Omar Mateen, the 29-year-old man police say killed nearly 50 people at a gay nightclub in Orlando, Florida, on Sunday, was only psychologically tested by the security company he worked for one time — nine years ago, the Guardian reported exclusively Tuesday. G4S records reviewed by the news outlet showed Mateen got an "above average rating" on the Minnesota Multiphasic Personality Inventory test when he was hired. He did not require a clinical follow-up session.
Mateen worked for G4S, a global security company with more than 610,000 employees, from 2007 until early Sunday morning, when he was killed in a shootout with law enforcement at Orlando's Pulse nightclub. Mateen opened fire outside of the building at 2 a.m. EDT, then went inside, took hostages and continued shooting. At one point, he called 911 and pledged his allegiance to the Islamic State group.
In the wake of the massacre, investigators have been looking into Mateen's history and mental state. David Gilroy, who worked with Mateen at G4S, told Florida Today the gunman used homophobic insults and sent Gilroy dozens of unwanted text messages.
"I quit because everything he said was toxic, and the company wouldn't do anything," Gilroy said. "This guy was unhinged and unstable. He talked of killing people."
But G4S told Reuters Gilroy didn't file any complaints against Mateen and that it had screened the shooter twice, checking his criminal record and verifying his ID. Mateen was interviewed by the FBI twice, in 2013 and 2014. The Guardian reported G4S did not test Mateen again after learning about his FBI interactions.
Other opinions on Mateen's behavior varied. Eleanora Dorsi, who lived in the neighborhood he guarded, told Florida Today he was a polite gentleman. Meanwhile, Mateen's ex-wife, Sitora Yusifiy, told the Washington Post he was abusive. “He was not a stable person,” she said. “He beat me. He would just come home and start beating me up because the laundry wasn’t finished or something like that.”
Orlando Police Chief John Mina has said Mateen was "cool and calm" while communicating with police Sunday during the killings.
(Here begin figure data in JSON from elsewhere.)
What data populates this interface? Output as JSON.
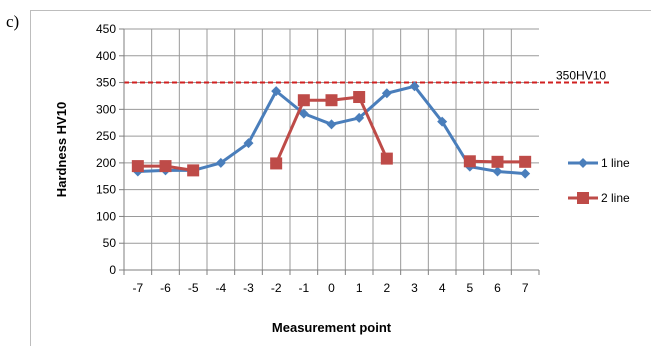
{
  "panel_label": "c)",
  "chart_data": {
    "type": "line",
    "title": "",
    "xlabel": "Measurement point",
    "ylabel": "Hardness HV10",
    "x": [
      -7,
      -6,
      -5,
      -4,
      -3,
      -2,
      -1,
      0,
      1,
      2,
      3,
      4,
      5,
      6,
      7
    ],
    "xlim": [
      -7.5,
      7.5
    ],
    "ylim": [
      0,
      450
    ],
    "ytick_step": 50,
    "grid": true,
    "legend_position": "right",
    "series": [
      {
        "name": "1 line",
        "marker": "diamond",
        "color": "#4a7ebb",
        "points": [
          [
            -7,
            184
          ],
          [
            -6,
            186
          ],
          [
            -5,
            186
          ],
          [
            -4,
            200
          ],
          [
            -3,
            237
          ],
          [
            -2,
            334
          ],
          [
            -1,
            292
          ],
          [
            0,
            272
          ],
          [
            1,
            284
          ],
          [
            2,
            330
          ],
          [
            3,
            343
          ],
          [
            4,
            277
          ],
          [
            5,
            193
          ],
          [
            6,
            184
          ],
          [
            7,
            180
          ]
        ]
      },
      {
        "name": "2 line",
        "marker": "square",
        "color": "#be4b48",
        "points": [
          [
            -7,
            194
          ],
          [
            -6,
            194
          ],
          [
            -5,
            186
          ],
          [
            -2,
            199
          ],
          [
            -1,
            317
          ],
          [
            0,
            317
          ],
          [
            1,
            323
          ],
          [
            2,
            208
          ],
          [
            5,
            203
          ],
          [
            6,
            202
          ],
          [
            7,
            202
          ]
        ]
      }
    ],
    "reference_line": {
      "value": 350,
      "label": "350HV10",
      "color": "#d02020"
    }
  }
}
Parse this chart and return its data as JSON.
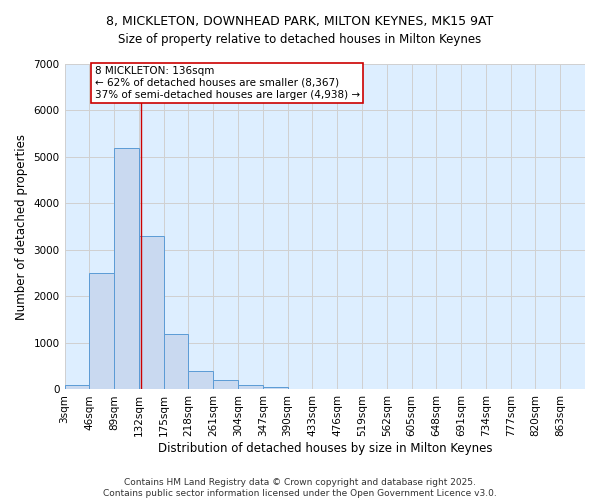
{
  "title_line1": "8, MICKLETON, DOWNHEAD PARK, MILTON KEYNES, MK15 9AT",
  "title_line2": "Size of property relative to detached houses in Milton Keynes",
  "xlabel": "Distribution of detached houses by size in Milton Keynes",
  "ylabel": "Number of detached properties",
  "bin_labels": [
    "3sqm",
    "46sqm",
    "89sqm",
    "132sqm",
    "175sqm",
    "218sqm",
    "261sqm",
    "304sqm",
    "347sqm",
    "390sqm",
    "433sqm",
    "476sqm",
    "519sqm",
    "562sqm",
    "605sqm",
    "648sqm",
    "691sqm",
    "734sqm",
    "777sqm",
    "820sqm",
    "863sqm"
  ],
  "bin_edges": [
    3,
    46,
    89,
    132,
    175,
    218,
    261,
    304,
    347,
    390,
    433,
    476,
    519,
    562,
    605,
    648,
    691,
    734,
    777,
    820,
    863
  ],
  "bar_heights": [
    100,
    2500,
    5200,
    3300,
    1200,
    400,
    200,
    100,
    50,
    20,
    10,
    5,
    5,
    5,
    5,
    5,
    5,
    5,
    5,
    5
  ],
  "bar_color": "#c9d9f0",
  "bar_edge_color": "#5b9bd5",
  "property_size": 136,
  "vline_color": "#cc0000",
  "annotation_text": "8 MICKLETON: 136sqm\n← 62% of detached houses are smaller (8,367)\n37% of semi-detached houses are larger (4,938) →",
  "annotation_box_color": "#ffffff",
  "annotation_box_edge": "#cc0000",
  "ylim": [
    0,
    7000
  ],
  "yticks": [
    0,
    1000,
    2000,
    3000,
    4000,
    5000,
    6000,
    7000
  ],
  "grid_color": "#d0d0d0",
  "background_color": "#ddeeff",
  "footer_line1": "Contains HM Land Registry data © Crown copyright and database right 2025.",
  "footer_line2": "Contains public sector information licensed under the Open Government Licence v3.0.",
  "title_fontsize": 9,
  "axis_label_fontsize": 8.5,
  "tick_fontsize": 7.5,
  "annotation_fontsize": 7.5,
  "footer_fontsize": 6.5
}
In any event, the connection between mental illness and gun violence remains under debate. "Mass shootings represent national awakenings and moments when seeming political or social adversaries might come together to find common ground, whether guns are allowed, regulated or banned," researchers from Vanderbilt University wrote in a study published last year. "Doing so, however, means recognizing that gun crimes, mental illnesses, social networks and gun access issues are complexly interrelated, and not reducible to simple cause and effect."